探し物を知る人
す第2章 すってんころりん
メイドは小さく息をのみながらアンデスの回答をまった。
「お前の妹とは人間を見ていないと言ってるわ、他のサチと……ミリアは外に行っていたアリスが人間を屋敷に入れた時はいなかったのよ。
後はお前ぐらいかしら。」
アンデスは自分が持っていた本に目を落として答えた。それはとても素っ気なかった、だがメイドを犯人と確信したように自信に満ち溢れていた。
「確かに、その2人は屋敷を出ているので有り得ませんが、他のエムリと見習いメイドのルシャナがいるじゃないですか、その2人には確認してないんですよね?」
「その2人は人間の事は差ほど憎んでなかったかしら、サチとミリアは多少憎んでいるけど、お前ら姉妹程でもないわ。

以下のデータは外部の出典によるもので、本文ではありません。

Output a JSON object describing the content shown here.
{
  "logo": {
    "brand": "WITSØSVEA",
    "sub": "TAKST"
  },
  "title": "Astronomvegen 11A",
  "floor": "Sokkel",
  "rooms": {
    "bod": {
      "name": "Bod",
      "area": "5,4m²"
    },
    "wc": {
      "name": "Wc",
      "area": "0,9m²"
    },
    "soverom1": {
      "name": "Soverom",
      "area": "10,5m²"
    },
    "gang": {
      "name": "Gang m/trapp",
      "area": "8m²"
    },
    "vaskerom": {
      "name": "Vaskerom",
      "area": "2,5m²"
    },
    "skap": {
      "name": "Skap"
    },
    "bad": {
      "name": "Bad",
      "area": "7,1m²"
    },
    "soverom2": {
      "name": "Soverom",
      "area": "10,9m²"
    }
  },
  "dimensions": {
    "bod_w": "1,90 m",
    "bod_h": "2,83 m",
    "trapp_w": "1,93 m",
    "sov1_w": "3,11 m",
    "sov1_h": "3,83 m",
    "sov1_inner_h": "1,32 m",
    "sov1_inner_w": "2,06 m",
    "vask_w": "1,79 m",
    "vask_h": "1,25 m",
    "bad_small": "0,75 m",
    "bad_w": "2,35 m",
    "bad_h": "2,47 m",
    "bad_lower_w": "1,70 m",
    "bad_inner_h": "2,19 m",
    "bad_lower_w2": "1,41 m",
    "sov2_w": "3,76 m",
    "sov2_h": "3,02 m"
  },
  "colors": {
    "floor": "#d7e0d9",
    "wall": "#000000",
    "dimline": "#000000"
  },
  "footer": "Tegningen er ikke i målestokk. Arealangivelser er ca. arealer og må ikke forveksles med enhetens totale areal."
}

そして、お前の妹は知らないって言ってたからお前が犯人だと思ったのよ。」
アンデスは視線を本からメイドに向けて話した。
メイドは返す言葉が無いのか下を向いている。
「…………」
「お前が殺したのかしら?」
アンデスは相手を落ち着かせるように落ち着いた口調で話すメイドに同情するように。
メイドは突然顔を上げアンデスをにらむ。
「アンデス様に何が分かるのですか!? 私達姉妹の苦しみが分かりますか? 力に恵まれ、才能に恵まれ、努力せずにのこのこ這い上がって来た人には分からないでしょうね! 同情なんてしないでください……」
メイドは言い切るとアンデスに1礼して部屋を出ようとしたが、アリスがメイドの前に立ちはだかる。
「カズマさんはどこ!? 教えて!」
「アリス様どいてください、邪魔です。」
アンデスは2人の会話を目を細めながら見ていた。
アリスは首を横に振って動こうとしない。
「知ってるでしょ!? 教えてよ! 」
メイドはアリスの前に手をかざした直後アリスの顔が険しくなった。
首を締められたように、首に手を当て口を大きく開け何とか空気を吸おうとしている。
メイドが手を右側の壁に振るとアリスが壁に飛んで行き、勢いよくぶつかった。ぶつかった勢いで本棚から本が落ちアリスに降りかかる。
「がはぁッ!」
アリスはフラフラになりながら立ち上がる、アンデスはアリスに心配の眼差しをメイドには部屋を汚した事とアリスという友達に怪我を負わせた事に対して怒っていた。
だが、アリスはアンデスを一瞬見て微笑んだ。
アンデスはアリス伝えたい事を読み取り先程まで読んでいた本を再び読み始めた。
「アリス様良く立ち上がれますね。私いやエマ
は驚きました。」
メイドは今まで自分のことを私など呼んでいたがここで初めて名前で自分の事呼んだ。
それは、相手の事見下しているサインともとる事ができ、アリスとアンデスは一瞬驚いた表情を見せた。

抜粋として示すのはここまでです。